If you find any mistakes, please make a comment! Thank you.

## Set of all strictly upper triangular matrices is a subgroup of general linear group

Let $n \in \mathbb{Z}^+$ and let $F$ be a field.Prove that the set $$UT_n^1(F) = \{ [a_{i,j}]_{i,j = 1}^n \in GL_n(F) \ |\ a_{i,j} = 0\ \mathrm{if}\ i > j, a_{i,i} = 1\ \mathrm{for\ all}\ i \}$$ is a subgroup of $GL_n(F)$.

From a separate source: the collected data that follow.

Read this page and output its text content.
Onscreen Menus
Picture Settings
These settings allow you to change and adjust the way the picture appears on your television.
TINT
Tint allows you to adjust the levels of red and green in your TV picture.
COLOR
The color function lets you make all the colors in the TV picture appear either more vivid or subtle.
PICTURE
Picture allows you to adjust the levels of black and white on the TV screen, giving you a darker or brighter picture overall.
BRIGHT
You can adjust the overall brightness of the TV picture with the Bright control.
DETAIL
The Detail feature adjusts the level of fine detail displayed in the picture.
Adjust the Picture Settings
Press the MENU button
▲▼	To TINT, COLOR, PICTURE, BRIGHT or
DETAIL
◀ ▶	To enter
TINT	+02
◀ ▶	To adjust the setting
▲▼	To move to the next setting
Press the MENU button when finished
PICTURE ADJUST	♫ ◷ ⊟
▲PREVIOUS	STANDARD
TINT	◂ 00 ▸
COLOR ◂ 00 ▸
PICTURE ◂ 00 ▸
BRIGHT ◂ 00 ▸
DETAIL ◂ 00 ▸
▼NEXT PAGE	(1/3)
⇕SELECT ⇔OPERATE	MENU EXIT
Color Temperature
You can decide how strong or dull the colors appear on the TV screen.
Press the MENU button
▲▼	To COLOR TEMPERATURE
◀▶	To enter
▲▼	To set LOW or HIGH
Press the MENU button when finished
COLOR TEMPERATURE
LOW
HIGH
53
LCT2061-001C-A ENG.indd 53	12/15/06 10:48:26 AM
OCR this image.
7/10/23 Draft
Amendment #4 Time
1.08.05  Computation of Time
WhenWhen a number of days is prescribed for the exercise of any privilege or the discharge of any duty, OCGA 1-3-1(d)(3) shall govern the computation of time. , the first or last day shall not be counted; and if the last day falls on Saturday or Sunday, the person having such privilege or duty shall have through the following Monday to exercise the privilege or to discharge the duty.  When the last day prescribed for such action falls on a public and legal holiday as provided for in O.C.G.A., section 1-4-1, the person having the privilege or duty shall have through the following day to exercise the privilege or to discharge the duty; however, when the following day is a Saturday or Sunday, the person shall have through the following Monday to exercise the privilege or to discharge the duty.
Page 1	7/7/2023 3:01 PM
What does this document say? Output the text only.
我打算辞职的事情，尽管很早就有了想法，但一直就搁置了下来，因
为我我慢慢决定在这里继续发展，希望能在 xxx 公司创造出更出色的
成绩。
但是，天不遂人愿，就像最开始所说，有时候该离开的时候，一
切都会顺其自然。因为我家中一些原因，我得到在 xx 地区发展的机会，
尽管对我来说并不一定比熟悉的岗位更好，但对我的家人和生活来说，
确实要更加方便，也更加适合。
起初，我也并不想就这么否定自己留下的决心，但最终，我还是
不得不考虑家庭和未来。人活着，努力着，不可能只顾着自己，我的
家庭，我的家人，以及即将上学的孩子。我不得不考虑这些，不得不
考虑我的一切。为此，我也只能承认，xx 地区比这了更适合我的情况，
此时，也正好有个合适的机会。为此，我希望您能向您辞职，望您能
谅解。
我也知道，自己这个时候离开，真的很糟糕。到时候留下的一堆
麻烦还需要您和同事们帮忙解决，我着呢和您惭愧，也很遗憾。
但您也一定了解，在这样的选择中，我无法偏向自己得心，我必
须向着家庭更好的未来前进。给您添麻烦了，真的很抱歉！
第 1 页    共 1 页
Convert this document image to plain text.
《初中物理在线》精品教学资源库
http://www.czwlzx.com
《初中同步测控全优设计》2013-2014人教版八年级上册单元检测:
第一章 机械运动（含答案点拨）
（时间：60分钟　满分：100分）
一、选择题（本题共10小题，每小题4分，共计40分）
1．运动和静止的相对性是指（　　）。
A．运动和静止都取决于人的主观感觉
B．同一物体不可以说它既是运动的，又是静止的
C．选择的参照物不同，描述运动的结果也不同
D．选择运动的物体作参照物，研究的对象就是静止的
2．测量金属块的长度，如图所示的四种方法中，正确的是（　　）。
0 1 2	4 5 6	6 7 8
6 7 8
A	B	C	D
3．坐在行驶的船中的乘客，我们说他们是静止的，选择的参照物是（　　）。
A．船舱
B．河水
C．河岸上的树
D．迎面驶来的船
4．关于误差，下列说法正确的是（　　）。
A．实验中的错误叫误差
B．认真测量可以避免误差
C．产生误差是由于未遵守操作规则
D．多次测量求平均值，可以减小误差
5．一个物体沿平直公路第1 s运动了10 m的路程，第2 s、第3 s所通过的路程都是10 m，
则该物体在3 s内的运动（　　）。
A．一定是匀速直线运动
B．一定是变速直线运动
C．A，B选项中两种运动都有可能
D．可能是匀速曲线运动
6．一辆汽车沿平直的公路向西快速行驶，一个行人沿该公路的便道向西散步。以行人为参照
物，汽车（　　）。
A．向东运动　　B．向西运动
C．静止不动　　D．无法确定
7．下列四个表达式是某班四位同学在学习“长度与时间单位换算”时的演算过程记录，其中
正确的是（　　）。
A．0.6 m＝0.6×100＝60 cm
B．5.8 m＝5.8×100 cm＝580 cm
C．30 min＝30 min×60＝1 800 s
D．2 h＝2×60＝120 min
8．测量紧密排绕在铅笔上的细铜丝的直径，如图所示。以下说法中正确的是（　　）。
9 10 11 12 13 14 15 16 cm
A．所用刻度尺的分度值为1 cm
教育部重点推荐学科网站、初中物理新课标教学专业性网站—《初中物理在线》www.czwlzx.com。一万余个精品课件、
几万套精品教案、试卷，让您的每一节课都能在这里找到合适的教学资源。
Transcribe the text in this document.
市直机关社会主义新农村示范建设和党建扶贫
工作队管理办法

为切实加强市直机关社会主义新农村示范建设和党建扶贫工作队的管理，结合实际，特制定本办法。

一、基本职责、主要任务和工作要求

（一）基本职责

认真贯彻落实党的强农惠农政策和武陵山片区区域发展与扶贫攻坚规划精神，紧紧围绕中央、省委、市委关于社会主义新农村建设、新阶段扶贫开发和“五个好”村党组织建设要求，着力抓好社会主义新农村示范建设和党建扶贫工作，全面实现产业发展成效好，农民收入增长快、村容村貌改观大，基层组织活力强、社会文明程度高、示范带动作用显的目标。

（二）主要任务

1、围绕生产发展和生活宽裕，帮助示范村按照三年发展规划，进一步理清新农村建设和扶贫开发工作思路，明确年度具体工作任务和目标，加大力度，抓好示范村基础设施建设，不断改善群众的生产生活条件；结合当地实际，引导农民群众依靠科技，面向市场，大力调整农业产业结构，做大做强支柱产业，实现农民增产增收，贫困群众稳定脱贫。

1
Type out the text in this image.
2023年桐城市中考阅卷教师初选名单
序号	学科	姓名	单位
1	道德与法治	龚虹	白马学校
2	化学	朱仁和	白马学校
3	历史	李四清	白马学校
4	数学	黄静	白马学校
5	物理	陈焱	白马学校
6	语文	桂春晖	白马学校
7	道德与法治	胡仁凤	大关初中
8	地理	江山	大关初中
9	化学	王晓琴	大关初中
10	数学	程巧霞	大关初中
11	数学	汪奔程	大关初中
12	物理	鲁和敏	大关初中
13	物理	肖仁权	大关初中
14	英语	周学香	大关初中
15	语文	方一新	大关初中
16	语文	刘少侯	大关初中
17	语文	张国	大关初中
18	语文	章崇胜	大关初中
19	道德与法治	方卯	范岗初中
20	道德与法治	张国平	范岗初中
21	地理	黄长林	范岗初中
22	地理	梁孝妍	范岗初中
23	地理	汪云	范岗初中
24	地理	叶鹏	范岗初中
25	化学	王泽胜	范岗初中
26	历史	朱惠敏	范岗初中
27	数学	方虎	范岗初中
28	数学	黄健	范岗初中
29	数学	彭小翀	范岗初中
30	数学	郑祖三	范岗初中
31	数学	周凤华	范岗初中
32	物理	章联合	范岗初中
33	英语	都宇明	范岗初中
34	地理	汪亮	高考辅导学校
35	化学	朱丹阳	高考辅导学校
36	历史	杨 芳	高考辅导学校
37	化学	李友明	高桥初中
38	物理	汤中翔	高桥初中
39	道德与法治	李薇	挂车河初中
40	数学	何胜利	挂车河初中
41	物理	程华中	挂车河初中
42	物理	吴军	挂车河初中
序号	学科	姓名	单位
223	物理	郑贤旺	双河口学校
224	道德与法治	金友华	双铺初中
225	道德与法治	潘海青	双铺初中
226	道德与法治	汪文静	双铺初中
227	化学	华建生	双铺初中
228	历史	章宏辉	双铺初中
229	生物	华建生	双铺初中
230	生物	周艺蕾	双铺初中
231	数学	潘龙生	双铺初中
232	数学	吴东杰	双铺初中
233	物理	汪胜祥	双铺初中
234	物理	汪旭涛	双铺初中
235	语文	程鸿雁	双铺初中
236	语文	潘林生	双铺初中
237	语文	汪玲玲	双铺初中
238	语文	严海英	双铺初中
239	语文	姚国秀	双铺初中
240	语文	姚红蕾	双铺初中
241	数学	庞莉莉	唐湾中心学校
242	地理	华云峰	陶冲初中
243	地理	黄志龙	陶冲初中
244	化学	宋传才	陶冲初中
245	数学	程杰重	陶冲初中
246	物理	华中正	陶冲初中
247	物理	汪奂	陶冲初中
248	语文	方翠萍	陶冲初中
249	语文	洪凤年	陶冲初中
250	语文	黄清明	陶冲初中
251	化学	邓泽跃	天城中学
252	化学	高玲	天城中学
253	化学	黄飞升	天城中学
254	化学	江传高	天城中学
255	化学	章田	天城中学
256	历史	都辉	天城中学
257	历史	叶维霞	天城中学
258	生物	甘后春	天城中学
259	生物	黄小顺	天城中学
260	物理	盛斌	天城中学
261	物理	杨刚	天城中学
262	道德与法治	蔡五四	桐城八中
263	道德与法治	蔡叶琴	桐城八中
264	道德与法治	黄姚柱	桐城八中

Solution: First we prove some technical lemmas.

Lemma 1. If $A, B \in UT_n^1(F)$, then $AB \in UT_n^1(F)$.

Proof: We saw in a lemma to Exercise 2.1.16 that $AB \in UT_n(F)$. Now for all $i$ the $(i,i)$-entry of $AB$ is $\sum_{k=1}^n a_{i,k} b_{k,i}$. Note that for $k \neq i$, either $a_{i,k}$ or $b_{k,i}$ is 0, so all terms except $a_{i,i}b_{i,i} = 1$ drop out. So the $(i,i)$-entry of $AB$ is 1.

Lemma 2. If $A \in UT_n^1(F)$ and $AB = I$, then $B \in UT_n^1(F)$.

Proof: Proof: We saw in a lemma Exercise 2.1.16 that $B \in UT_n(F)$. Now we have $\sum_{k=1}^n a_{i,k}b_{k,i} = 1$ for all $i$. Note that for $k \neq i$, either $a_{i,k} or b_{k,i}$ is $0$, so all terms in the sum except $a_{i,i}b_{i,i} = 1 \cdot b_{i,i}$ drop out. Then $b_{i,i} = 1$.

Now to the main result. Note that $UT_n^1(F)$ is not empty since $I \in UT_n^1(F)$.

Now let $A,B \in UT_n^1(F)$. By Lemma 2, $B^{-1} \in UT_n^1(F)$, and by Lemma 1, $AB^{-1} \in UT_n^1(F)$. By the subgroup criterion, $UT_n^1(F) \leq GL_n(F)$.